How does spam filtering work?

Spam filtering is a complicated set of rules to prevent the delivery of unwanted email. Sorry - it’s going to get technical in here!

Let’s start with how email is transported. For an example let’s consider homer331@gmail.com has sent an email to lisa.simpson@example.org. After Homer clicks “send” gmail may do some checks themselves on the email before sending it on. When gmail is satisfied it will do a DNS lookup to see where to send the email to. DNS is a big topic, but let’s just say that it’s like a phone book for the internet. So gmail finds that example.org email can be delivered to the three hosts spamf.radishnetworks.net, spamf2.radishnetworks.net, and spamf3.radishnetworks.net. These hosts can have different priority and let’s say that spamf.radishnetworks.net has the highest priority. Now gmail opens up a network connection to spamf.radishnetworks.net and the spam filtering begins!

The sending server communicates with the recipient spam filter and establishes an envelope. Well, that’s if the firewall allows it. Just like old-school mail, the sender says who the message is From, who it is To, and stores a lot of record-keeping information. So now let’s switch perspective to the spam filter and have a look at what information we have. The spam filter has:

  • Since this is an internet connection, the spam filter knows the IP address of the sending server.

  • From field: in our example From is homer331@gmail.com

  • To field: in our example To is lisa.simpson@example.org

The spam filtering has these three variables to work with and believe me, they are heavily leveraged! Let’s start with the IP address. The IP address is matched against blacklists and whitelists. If the IP address shows up on a blacklist then the spam filter politely ends the conversation right there. We have geoblocking capability so messages can be blocked based on what country they come from. There is also additional technology where the sender domain says which IP addresses are allowed and what to do if you encounter a sender not on the allow list. Our spam filter looks up these records and checks to see if the IP address is on the allow list and if the sender policy says to drop failures or not. The From field is also subject to a black/whitelist and these can be set on the user, domain, or global levels. In a Radish Networks quarantine report, you can click “Block” and that tells our spam filter to block that sender. Sometimes our administrators will manually add a From address to our global blocklist during a novel spam attack. The last step in the envelope filtering is the “To” field. The spam filter will verify that the “To” field is valid and that we have it in our list of accepted domains.

Whew! Now that’s just the envelope! Just like old school mail, email has an envelope and the message inside. Once the message has passed envelope checks the spam filter will move on to checking the message contents. Here we have a ton of tests but most are pretty intuitive:

  • Virus scanning based on signatures (Radish uses two scan engines)

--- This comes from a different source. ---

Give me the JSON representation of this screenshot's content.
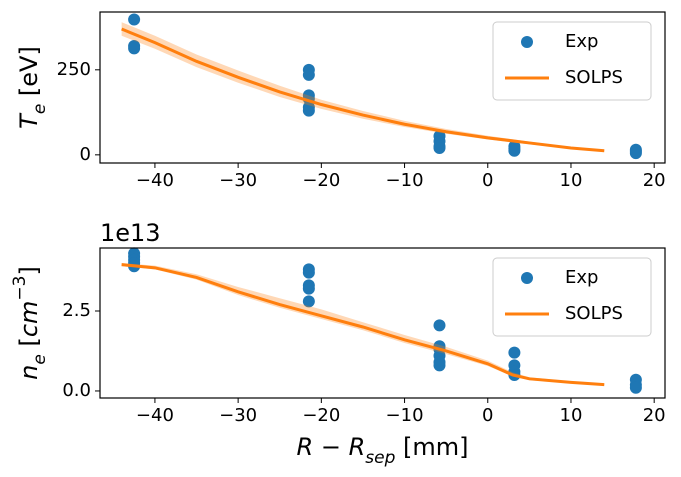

  • Links are checked with black/whitelists

  • The entire message is ‘digested’ to a one-way hash and that hash is compared with blacklists

  • Macros are blocked

  • Attachments are ‘sandboxed’ which means they are uploaded to specialized virtual environments and see if they exhibit malicious activity (I’m not even kidding)

  • Attachments with specific extensions are blocked (like portable executable files)

  • Password protected archives are blocked (these are pretty much always bad. If you need to 'send' an archive use onedrive, nextcloud, google drive, box, dropbox, etc.)

  • Bayesian filtering which scores the “spam-i-ness” of the message. Good content decreases the score and bad content increases it.

  • Pattern matching is used mainly with novel spam attacks. Here an administrator will blacklist a message based on a specific phrase in the message.

  • Anti spoofing checks

  • “pen-pal” scoring. The idea here is that if Lisa sends Homer email then we can decrease the spam score for when Homer sends Lisa. This doesn’t count for a lot though, just in case Homer’s account gets hacked.

  • Our optional Link lock service can follow a chain of URLs just in case someone thinks they are being sneaky by using a url redirector in front of their target. See more info here.

So that’s inbound scanning. But did you know we do the same set of filtering for outbound email to? Really! We need to ensure that our system doesn’t get blacklisted and we are also very interested in any indicators of compromise with our customers' devices. Everything is scanned and logged, both directions.

Those are pretty much all of the checks I want to make public but I’ll chat just a bit on corrective actions. When you’re filtering on so many rules, mistakes can happen. Radish Networks spam filtering uses a scoring system so one failed test might not drop the email. We also set the threshold for actions. Actions would include sending the message on as-is, or maybe sending it on but adding [SPAM] to the subject line. Or maybe we should quarantine the message and let the user decide on releasing the message in a daily report. And of course we have the action of throwing the message in the trash. There are a LOT of configuration options and our new system allows us to delegate what options are available to whom.

Spam filtering is an absolute arms race. There are attempts to circumvent or exploit every single filter I’ve described. The technology employed today will inevitably be replaced in the future in the never-ending struggle against unwanted email.

Stay safe and think before you click!